I knew I couldnt have been put on this earth just to stop hockey pucks. Ive been given this incredible opportunity to be a professional athlete and I want to use that to inspire people.
Glenn Chico Resch
In 1980, Resch got involved with Hockey Ministries International and it changed his life forever. HMI is a program for players and coaches at all levels of the sport, giving them opportunities to develop their faith while on the road with their team.
"I knew I couldn't have been put on this earth just to stop hockey pucks," Resch said in a phone interview from Detroit's Joe Louis Arena. "I've been given this incredible opportunity to be a professional athlete and I want to use that to inspire people."
Currently a color commentator for Fox Sports New York, covering the New Jersey Devils, Resch's faith still depends on HMI. In the off-season Resch travels to the Czech Republic to help at HMI's hockey camp.
"(HMI) reaches out to players from pond hockey to the pros, all over the world," said Mark Bendell, regional director of HMI Minnesota.
After speaking with Resch about HMI, Jon Ring was compelled to join the program and start a ministry for the players and parents on his son's team. While the Brainerd ministry is in its infancy, Resch said HMI is growing in U.S. youth hockey programs and is succeeding in Canada.
Recently Bendell and Bill Butters, former NHL player currently working for HMI, attended a Pee Wee hockey tournament in Brainerd.
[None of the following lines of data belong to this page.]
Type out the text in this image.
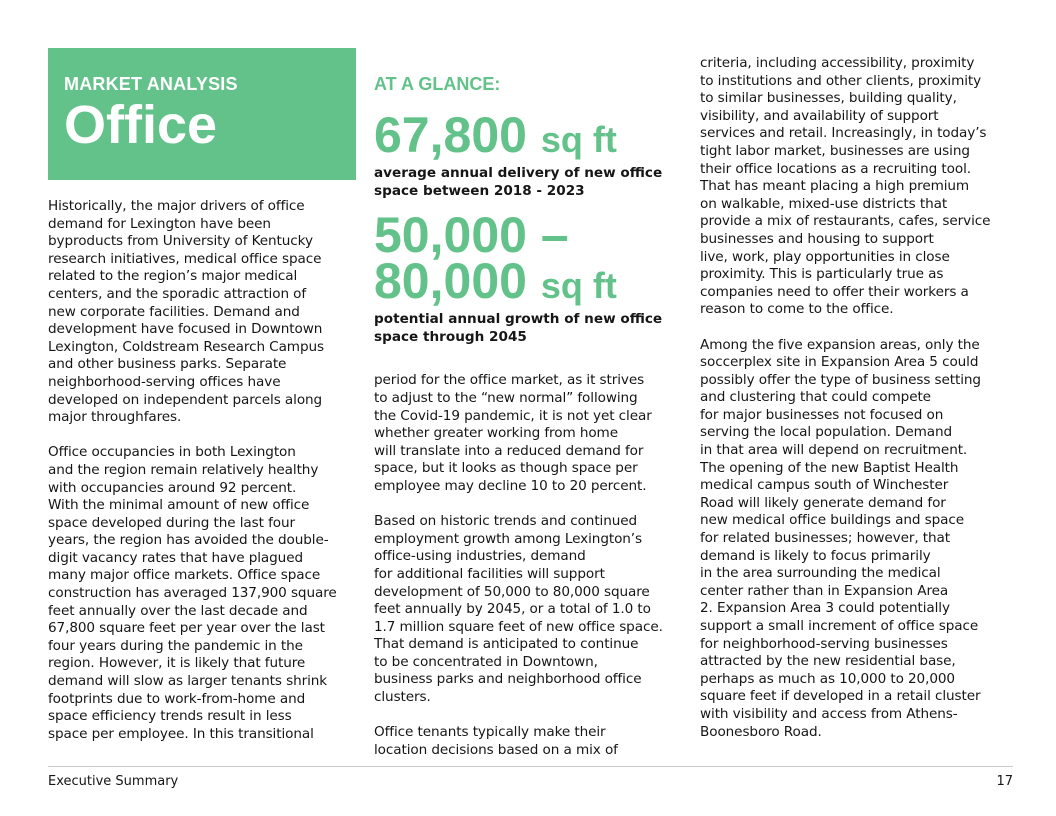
MARKET ANALYSIS
Office

Historically, the major drivers of office
demand for Lexington have been
byproducts from University of Kentucky
research initiatives, medical office space
related to the region’s major medical
centers, and the sporadic attraction of
new corporate facilities. Demand and
development have focused in Downtown
Lexington, Coldstream Research Campus
and other business parks. Separate
neighborhood-serving offices have
developed on independent parcels along
major throughfares.

Office occupancies in both Lexington
and the region remain relatively healthy
with occupancies around 92 percent.
With the minimal amount of new office
space developed during the last four
years, the region has avoided the double-
digit vacancy rates that have plagued
many major office markets. Office space
construction has averaged 137,900 square
feet annually over the last decade and
67,800 square feet per year over the last
four years during the pandemic in the
region. However, it is likely that future
demand will slow as larger tenants shrink
footprints due to work-from-home and
space efficiency trends result in less
space per employee. In this transitional

AT A GLANCE:
67,800 sq ft

average annual delivery of new office
space between 2018 - 2023

50,000 –
80,000 sq ft

potential annual growth of new office
space through 2045

period for the office market, as it strives
to adjust to the “new normal” following
the Covid-19 pandemic, it is not yet clear
whether greater working from home
will translate into a reduced demand for
space, but it looks as though space per
employee may decline 10 to 20 percent.

Based on historic trends and continued
employment growth among Lexington’s
office-using industries, demand
for additional facilities will support
development of 50,000 to 80,000 square
feet annually by 2045, or a total of 1.0 to
1.7 million square feet of new office space.
That demand is anticipated to continue
to be concentrated in Downtown,
business parks and neighborhood office
clusters.

Office tenants typically make their
location decisions based on a mix of

criteria, including accessibility, proximity
to institutions and other clients, proximity
to similar businesses, building quality,
visibility, and availability of support
services and retail. Increasingly, in today’s
tight labor market, businesses are using
their office locations as a recruiting tool.
That has meant placing a high premium
on walkable, mixed-use districts that
provide a mix of restaurants, cafes, service
businesses and housing to support
live, work, play opportunities in close
proximity. This is particularly true as
companies need to offer their workers a
reason to come to the office.

Among the five expansion areas, only the
soccerplex site in Expansion Area 5 could
possibly offer the type of business setting
and clustering that could compete
for major businesses not focused on
serving the local population. Demand
in that area will depend on recruitment.
The opening of the new Baptist Health
medical campus south of Winchester
Road will likely generate demand for
new medical office buildings and space
for related businesses; however, that
demand is likely to focus primarily
in the area surrounding the medical
center rather than in Expansion Area
2. Expansion Area 3 could potentially
support a small increment of office space
for neighborhood-serving businesses
attracted by the new residential base,
perhaps as much as 10,000 to 20,000
square feet if developed in a retail cluster
with visibility and access from Athens-
Boonesboro Road.

Executive Summary	17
Following the round of games, Bendell and Butters prayed and shared inspirational stories with players and their families. Butters also led a checking camp for the players. Bendell said HMI tries to get a well-known player to speak at hockey camps and tournaments.
"Players with personal faith are good models for the kids," Bendell said.
Using volunteer chaplains, Bendell said, chapel programs are common for teams at higher playing levels, such as professional or collegiate hockey leagues.
"Ten to 12 teams out of 30 in the NHL have chaplains," Bendell said. "Even if there is just one guy on the team (interested in HMI), we'll stay in touch with him."
Players and coaches wishing to attend the chapel time meet at restaurants, lounges, or even in the locker rooms before or after road games.
"When you're on the road (nine months out of the year) you can't go to church with your family every week," Bendell said.
Hockey players are often known for their aggressive behavior on the ice. Fighting and swearing isn't exactly Christian behavior, but it's almost expected to occur after the puck drops. Bendell said HMI tries to teach players "they can be an aggressive, elite hockey player, but they don't have to relinquish their faith to do so."
With a winning team and a rising career, Resch said after he won his first Stanley Cup it was difficult to see around the fame, money and notoriety.
"But it all comes to an end," he said.
A losing streak. An injury. Retirement. Resch said along with the highs come the lows and it's in those low times that HMI's presence is needed the most.
"Hockey gave me my wife (Diane), a Stanley Cup, a great living, great experiences, but it also gave me my faith," he said.